The Benefits of Friendship
Community is a funny thing. We talk about the Wayfinder community as if it was a living entity when really it’s a web of interpersonal relationships and a kind of commitment you make to people you have not met yet, but who have occupied space in that same circle that you do. We talk a lot about how that circle functions. How it welcomes new people with arms open. How it manages to hold the same type of space though never being made up of the exact same group of people. How your spot in it is always there for you, no matter how long you step away from it. Something else we talk about a little less often, is how our circle stretches out into the world past camp. The friendship that we form at camp, those individual strands of the community, are some of the strongest you will ever find in life.
Marika touched on something important about those relationships in her interview. She talked about how for people from camp out in the world “our lives still have relevance to each other.” This is not an easy type of relationship to find. With most of the people you meet in the world, once your shared experience or location is over with it goes the closer portions of your friendship. Obviously this isn’t always the case, and I’m not trying to say you can’t form lasting friendships outside of camp. I’m looking to highlight the amazing ability Wayfinder has built over the years to create generation of generation of real lasting friendships. We so often refer to ourselves as a tribe, and this is exactly what that has always meant to me. So many of the people who I grew up loving and trusting from camp are out in the world now, without time or ability to come back to Wayfinder. That doesn’t change the fact that tomorrow I could drop in on just about any of them and pick up our friendship right where we left off.
While it’s not the only thing we work on, or even the focus of much of what we do, the relationships built between Wayfinder’s participants are a crucial part of every single workshop we go through at camp. (Maybe the point is the friends we made along the way?) Game is a huge piece of this. After a game where you spend a lot of time playing with someone you don’t know that well, there is going to be a kind of closeness between you that wasn’t there before. That special kind of closeness that comes from shared experience. (If you can face down literal demons with someone friendship can’t be much harder, right?) The only feeling I have found similar to it is in people I have worked with, but those relationships are usually missing the other pieces we do at camp. The active work on trust and mindfulness in relationships.

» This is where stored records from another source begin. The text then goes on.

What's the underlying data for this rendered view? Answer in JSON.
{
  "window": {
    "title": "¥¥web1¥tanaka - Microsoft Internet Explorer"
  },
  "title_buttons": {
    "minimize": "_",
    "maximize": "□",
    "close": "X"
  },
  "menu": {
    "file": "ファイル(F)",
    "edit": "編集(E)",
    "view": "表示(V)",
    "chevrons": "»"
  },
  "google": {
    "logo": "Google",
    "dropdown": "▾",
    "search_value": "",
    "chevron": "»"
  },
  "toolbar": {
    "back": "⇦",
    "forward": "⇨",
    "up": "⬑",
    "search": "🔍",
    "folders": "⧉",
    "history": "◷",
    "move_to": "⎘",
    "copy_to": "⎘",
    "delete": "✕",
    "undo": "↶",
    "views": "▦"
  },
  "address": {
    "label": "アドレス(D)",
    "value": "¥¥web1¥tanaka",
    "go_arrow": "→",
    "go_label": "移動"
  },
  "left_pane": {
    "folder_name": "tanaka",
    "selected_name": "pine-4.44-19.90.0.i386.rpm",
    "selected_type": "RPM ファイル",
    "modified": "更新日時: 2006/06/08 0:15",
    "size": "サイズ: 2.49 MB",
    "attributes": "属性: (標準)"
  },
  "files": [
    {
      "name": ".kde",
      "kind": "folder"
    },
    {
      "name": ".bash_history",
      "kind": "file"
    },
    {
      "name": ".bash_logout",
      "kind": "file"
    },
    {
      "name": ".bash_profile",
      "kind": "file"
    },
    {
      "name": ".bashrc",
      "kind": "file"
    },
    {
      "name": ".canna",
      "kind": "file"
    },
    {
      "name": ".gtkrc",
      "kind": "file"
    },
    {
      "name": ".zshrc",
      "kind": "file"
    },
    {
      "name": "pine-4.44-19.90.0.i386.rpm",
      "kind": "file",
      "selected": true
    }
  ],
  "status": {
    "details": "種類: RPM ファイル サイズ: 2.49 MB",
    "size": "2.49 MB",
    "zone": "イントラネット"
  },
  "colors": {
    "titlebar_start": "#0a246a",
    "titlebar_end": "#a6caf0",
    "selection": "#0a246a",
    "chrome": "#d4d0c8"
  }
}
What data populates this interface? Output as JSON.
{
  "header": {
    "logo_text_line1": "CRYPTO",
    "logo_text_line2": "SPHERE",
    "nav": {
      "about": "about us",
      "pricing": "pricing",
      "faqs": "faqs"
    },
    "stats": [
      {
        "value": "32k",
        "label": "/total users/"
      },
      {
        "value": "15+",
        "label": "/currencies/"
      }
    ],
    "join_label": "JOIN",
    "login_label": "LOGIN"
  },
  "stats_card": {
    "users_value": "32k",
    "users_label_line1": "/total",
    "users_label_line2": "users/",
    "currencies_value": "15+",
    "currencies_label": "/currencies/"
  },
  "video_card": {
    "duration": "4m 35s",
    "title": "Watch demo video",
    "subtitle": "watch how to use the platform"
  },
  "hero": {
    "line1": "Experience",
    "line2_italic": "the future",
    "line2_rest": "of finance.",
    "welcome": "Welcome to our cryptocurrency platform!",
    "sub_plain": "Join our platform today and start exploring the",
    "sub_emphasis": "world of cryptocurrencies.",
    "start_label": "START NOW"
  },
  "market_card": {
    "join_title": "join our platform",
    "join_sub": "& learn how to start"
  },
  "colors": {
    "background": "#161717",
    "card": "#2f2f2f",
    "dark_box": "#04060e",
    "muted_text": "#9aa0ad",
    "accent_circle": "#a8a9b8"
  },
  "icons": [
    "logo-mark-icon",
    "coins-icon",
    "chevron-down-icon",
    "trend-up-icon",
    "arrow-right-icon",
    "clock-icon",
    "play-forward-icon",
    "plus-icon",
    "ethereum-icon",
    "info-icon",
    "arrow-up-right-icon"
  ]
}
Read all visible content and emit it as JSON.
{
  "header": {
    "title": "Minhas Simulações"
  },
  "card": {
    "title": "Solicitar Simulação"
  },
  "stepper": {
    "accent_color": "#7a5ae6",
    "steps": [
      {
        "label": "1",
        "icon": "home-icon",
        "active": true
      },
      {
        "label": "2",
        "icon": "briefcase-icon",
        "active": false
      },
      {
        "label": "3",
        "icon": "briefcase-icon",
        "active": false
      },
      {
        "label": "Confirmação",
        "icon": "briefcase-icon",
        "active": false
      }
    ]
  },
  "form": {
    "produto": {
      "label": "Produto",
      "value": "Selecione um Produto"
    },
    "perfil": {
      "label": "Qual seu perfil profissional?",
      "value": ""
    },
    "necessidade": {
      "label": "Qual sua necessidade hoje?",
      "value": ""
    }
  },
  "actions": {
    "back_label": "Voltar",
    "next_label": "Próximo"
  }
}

Sitting in trust workshops together goes further than we realize in doing this interpersonal work for us. It establishes a baseline of trust that you just don’t get to have with people in very many situations. Often in trust we share some of our most personal discomforts, whether those be in the form of forging physical trust through touch or emotional trust by sharing a hardship we have been through. Being able to look at someone you intend to build a friendship with and see someone who already knows these things about you, who already seen some of the bits of yourself you try to keep from the world, and knowing that they want to become better friends with you regardless of (sometimes even because of) these pieces is a kind of relationship it is almost impossible to find, and certainly rare to find such a safe space to do it in.
With these rare elements added into our friendships from the start it seems only natural that the friendships we build hold relevance. The work we do at camp is to define ourselves as people. Playing in adventure games gives you the chance to explore different sides of yourself, to try on different personalities and ways of being and decide which you like best. Doing trust workshops gives you a chance to find that you can share the things that you have been through and find people who love you and hold no judgment of those things. Improv gives you a chance to have fun and embrace that ridiculous joyful kind of funny that comes when you just go for it. These are the things that people search desperately for in relationships throughout their lives. They are also things that people at Wayfinder give themselves over to with ease. Treasure the friendships you have been given, nurture that relevance, and keep as many of those people in your life as long as you can.